THE GUTS OF ROSETTANow don't get me wrong; impressionism is my favorite art style, but somehow I am always going to be a little uncomfortable about a program that relies more on statistics than physics to simulate protein folding. I already have this hang up about models in general which I have articulated before. Although modeling reality is what models are supposed to do, ultimately you can still be in for a nasty surprise if you are not paying too much attention to the actual physics and chemistry behind the molecular interactions.
In the last two CASP meets, David Baker from the University of Washington, using his program Rosetta has come first by a hefty margin in the New Fold category. The success of Rosetta has electrified the protein-folding community.
Yet, there are theorists out there who feel slightly queasy when poking through the innards of Rosetta. Theorists such as Wilfred van Gunsteren, write programs such as GROMOS, which have the richness of 17th century Dutch paintings. Just as Vermeer was fetishistically obsessed with painting every detail of the Dutch bourgeoisie, right down to the hem-line of the chamber-maid's dress, GROMOS is obsessed with modeling every detail of 21st century atomic physics, right down to the quadruple expansion of the electron shells of polarizable atoms. The problem with programs like GROMOS is that they are lumbering giants, bloated programs that devour all the computing that you could ever offer, and still beg for more. Although GROMOS is used for many things, attempts to fold a protein have lurched to a stuttering halt, even after agos of computing time.

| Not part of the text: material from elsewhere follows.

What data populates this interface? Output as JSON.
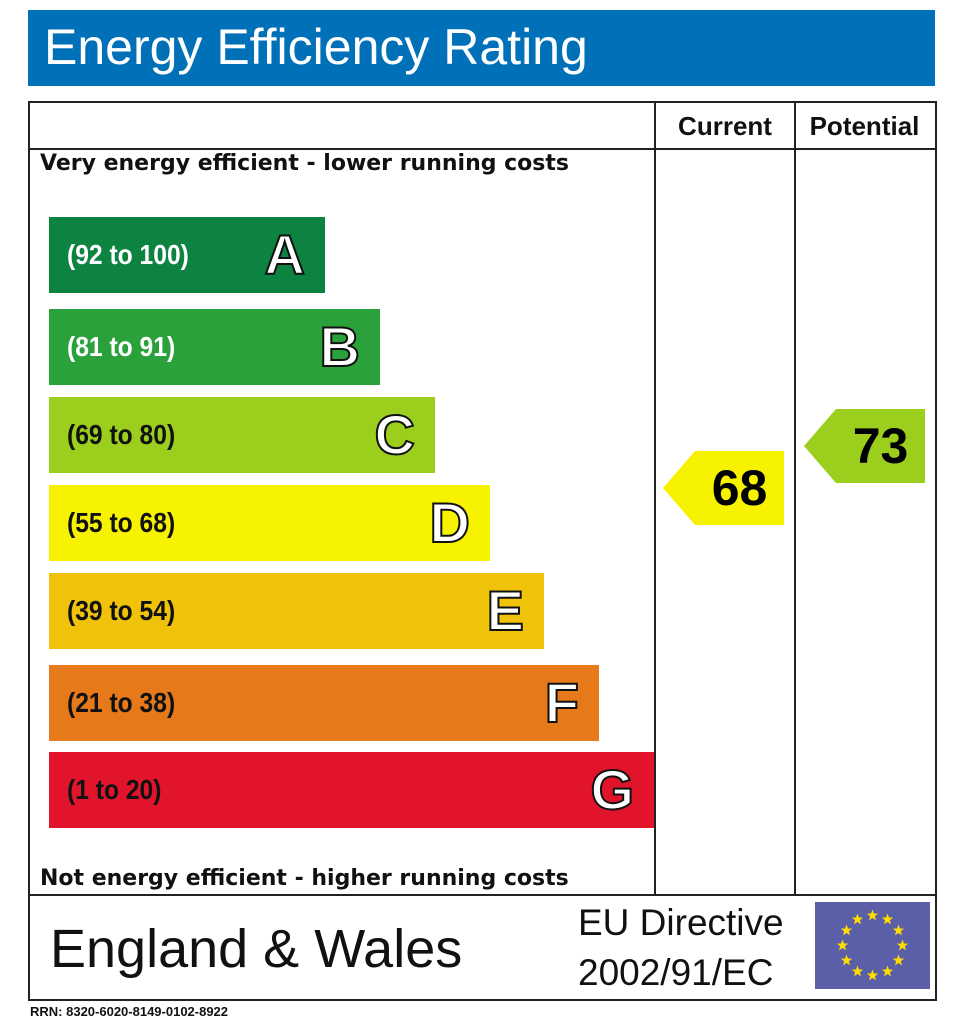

Programs like Rosetta, on the other hand, are more like Impressionists paintings, virtuoso dabs of paint that trick the eye into seeing a protein fold in no time at all. For instance, whereas GROMOS fastidiously models all 6 atoms in carbon rings attached to the protein and each atom in the ring is allowed to wobble, Rosetta models the carbon ring as one fat unmovable atom. Water molecules surrounding the protein? No problem, says Rosetta, we'll just ignore them. Rosetta also uses a clever trick by folding similar proteins from different species of animals, and then averaging all the structures to obtain a consensus structure. In reality, when proteins like hemoglobin fold inside your body, they don't get to watch how hemoglobin folds in rats or flies in order to come to a consensus.
As an aside, I have used Rosetta a little and it can be hideously user-unfriendly. Why the authors never sought to collaborate with a software company who would design a nice GUI for it is something I have never understood. Now in spite of the above rants let me not be misleading here; I think Rosetta is a fantastic program that has achieved some spectacular results reported in places like Nature and Science; perhaps its most stunning achievement was designing an enzyme from scratch that would catalyze a Kemp elimination reaction, a reaction that no other enzyme in nature is known to catalyze. It's just that I think that using it, at least for people who are not members of David Baker's group, might be like flying a highly sophisticated spaceship whose workings are somewhat mysterious. It could be a problem when those ill-understood cumulonimbus (or Romulans) start looming on the horizon.